Jessie had seen the prints before, worn by Roy and her father. “They do have a transportation theme,” Jessie said. “By land or by sea. All we need is a bicycle or a train.” Jessie laughed as she said it, but her mother’s eyes showed disappointment.
“I should have thought of that,” her mother said.
“No, no, it’s wonderful. I love it.” Jessie stood up and hugged her mother with the quilt pressed between them. “It took hours and hours, and the stitching is beautiful. I’m so pleased. I’m just not good with a needle and thread myself.”
“See to it that you don’t just put it in your trunk and keep it there forever,” her mother said, mollified. “Your sister’s quilt will be gaining moth holes if she doesn’t find herself a beau soon.”
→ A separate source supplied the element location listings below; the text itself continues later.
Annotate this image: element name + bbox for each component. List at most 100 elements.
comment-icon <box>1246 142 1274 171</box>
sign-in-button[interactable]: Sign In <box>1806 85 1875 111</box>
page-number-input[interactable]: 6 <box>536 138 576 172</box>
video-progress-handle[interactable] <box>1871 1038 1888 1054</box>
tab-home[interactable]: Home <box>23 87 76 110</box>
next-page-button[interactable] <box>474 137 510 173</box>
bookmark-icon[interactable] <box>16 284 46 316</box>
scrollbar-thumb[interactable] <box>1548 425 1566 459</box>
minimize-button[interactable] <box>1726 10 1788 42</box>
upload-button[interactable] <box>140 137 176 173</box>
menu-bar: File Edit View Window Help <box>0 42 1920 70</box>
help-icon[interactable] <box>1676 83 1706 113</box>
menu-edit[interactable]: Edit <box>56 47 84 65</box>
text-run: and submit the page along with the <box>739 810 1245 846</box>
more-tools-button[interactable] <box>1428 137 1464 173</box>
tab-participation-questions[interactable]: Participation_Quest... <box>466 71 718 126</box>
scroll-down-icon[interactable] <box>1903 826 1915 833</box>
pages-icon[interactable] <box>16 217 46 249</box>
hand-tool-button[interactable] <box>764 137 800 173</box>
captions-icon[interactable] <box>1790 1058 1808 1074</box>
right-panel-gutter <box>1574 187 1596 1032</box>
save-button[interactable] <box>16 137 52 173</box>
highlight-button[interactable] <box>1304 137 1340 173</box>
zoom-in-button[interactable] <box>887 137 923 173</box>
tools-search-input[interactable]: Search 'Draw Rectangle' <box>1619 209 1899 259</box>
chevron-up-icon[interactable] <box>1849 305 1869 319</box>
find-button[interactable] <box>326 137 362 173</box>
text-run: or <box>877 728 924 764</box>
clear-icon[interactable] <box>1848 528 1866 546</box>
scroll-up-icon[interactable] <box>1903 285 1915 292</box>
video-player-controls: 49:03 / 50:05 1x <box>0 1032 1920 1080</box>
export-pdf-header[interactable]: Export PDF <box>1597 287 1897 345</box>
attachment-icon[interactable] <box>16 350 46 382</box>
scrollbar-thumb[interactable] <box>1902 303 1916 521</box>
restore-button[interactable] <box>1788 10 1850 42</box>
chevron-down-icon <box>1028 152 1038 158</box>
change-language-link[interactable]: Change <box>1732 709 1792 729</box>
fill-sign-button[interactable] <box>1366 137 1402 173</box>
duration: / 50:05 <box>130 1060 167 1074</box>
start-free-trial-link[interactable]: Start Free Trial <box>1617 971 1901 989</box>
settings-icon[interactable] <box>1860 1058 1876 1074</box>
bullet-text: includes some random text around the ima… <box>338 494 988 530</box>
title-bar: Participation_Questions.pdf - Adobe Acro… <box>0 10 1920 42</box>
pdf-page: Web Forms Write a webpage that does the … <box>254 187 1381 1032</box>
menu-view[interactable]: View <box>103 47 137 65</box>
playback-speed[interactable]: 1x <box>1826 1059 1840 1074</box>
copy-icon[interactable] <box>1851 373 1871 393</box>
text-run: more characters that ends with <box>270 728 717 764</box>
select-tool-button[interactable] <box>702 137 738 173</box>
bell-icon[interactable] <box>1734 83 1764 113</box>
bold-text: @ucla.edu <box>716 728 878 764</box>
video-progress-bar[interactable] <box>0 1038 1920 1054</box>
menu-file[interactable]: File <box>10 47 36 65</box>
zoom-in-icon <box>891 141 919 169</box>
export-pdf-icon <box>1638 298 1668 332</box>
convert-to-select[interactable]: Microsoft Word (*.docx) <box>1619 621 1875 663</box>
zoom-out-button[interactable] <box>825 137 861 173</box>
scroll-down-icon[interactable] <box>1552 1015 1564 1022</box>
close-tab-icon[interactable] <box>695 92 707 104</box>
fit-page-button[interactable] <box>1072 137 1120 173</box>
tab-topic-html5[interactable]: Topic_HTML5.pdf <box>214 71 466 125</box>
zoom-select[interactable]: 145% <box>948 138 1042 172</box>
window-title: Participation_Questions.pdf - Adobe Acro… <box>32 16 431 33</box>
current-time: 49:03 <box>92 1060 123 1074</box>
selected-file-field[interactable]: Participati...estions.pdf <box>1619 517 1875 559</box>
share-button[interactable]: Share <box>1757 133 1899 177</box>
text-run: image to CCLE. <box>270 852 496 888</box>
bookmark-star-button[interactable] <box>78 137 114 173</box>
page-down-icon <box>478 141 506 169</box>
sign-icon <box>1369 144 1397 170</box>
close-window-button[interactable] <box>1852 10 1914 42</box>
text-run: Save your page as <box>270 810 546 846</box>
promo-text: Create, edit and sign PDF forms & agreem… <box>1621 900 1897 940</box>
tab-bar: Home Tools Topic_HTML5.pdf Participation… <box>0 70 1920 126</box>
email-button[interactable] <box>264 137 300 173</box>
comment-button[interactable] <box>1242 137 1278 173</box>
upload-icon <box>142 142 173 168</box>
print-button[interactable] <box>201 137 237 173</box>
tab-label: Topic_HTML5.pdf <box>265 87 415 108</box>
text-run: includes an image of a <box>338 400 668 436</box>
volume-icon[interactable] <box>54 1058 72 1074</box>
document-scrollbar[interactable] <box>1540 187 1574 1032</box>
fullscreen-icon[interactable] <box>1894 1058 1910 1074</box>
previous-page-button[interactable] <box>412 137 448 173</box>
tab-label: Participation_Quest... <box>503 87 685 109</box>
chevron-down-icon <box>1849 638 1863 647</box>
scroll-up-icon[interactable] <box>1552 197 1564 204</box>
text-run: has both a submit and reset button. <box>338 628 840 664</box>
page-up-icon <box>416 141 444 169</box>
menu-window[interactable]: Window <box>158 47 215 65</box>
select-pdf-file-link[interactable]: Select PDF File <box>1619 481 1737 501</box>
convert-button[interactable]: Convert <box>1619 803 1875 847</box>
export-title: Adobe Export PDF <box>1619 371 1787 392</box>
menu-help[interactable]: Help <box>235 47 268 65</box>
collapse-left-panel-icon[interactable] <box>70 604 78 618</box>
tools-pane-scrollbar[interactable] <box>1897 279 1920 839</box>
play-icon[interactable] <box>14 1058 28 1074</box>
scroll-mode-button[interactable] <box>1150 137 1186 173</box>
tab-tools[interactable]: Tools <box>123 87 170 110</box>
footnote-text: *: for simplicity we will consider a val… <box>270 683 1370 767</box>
“Perhaps we’ll always be shop girls,” Jessie teased. “With our mama looking after us.”
“Hush now,” Jessie’s mother said, but she smiled.
“I nearly forgot,” her father said then, standing and stepping out onto the porch. He returned with a large box. “Voe brought this by. Or rather Daniel Henderson did. That pair might need one of your wedding quilts before long, Mother,” he added.
“Daniel does seem sweet on her,” Jessie said.
“Does he have a brother?” Selma asked.
Jessie stared at the box. She knew this had to be the surprise that Mr. Bauer had asked Voe and Daniel to pack up. Maybe it was the framed double-exposure portrait. Had it been removed from the window? It had caused such a row with her parents. Why would he do that? Well, he didn’t know. She’d never told him. Her heart started to pound. Her parents would not like a gift coming from Mr. Bauer. It was one thing to drop by on his way home, as he had two years before, but to make a concerted effort to give a gift… She could only hope that he’d put no card inside.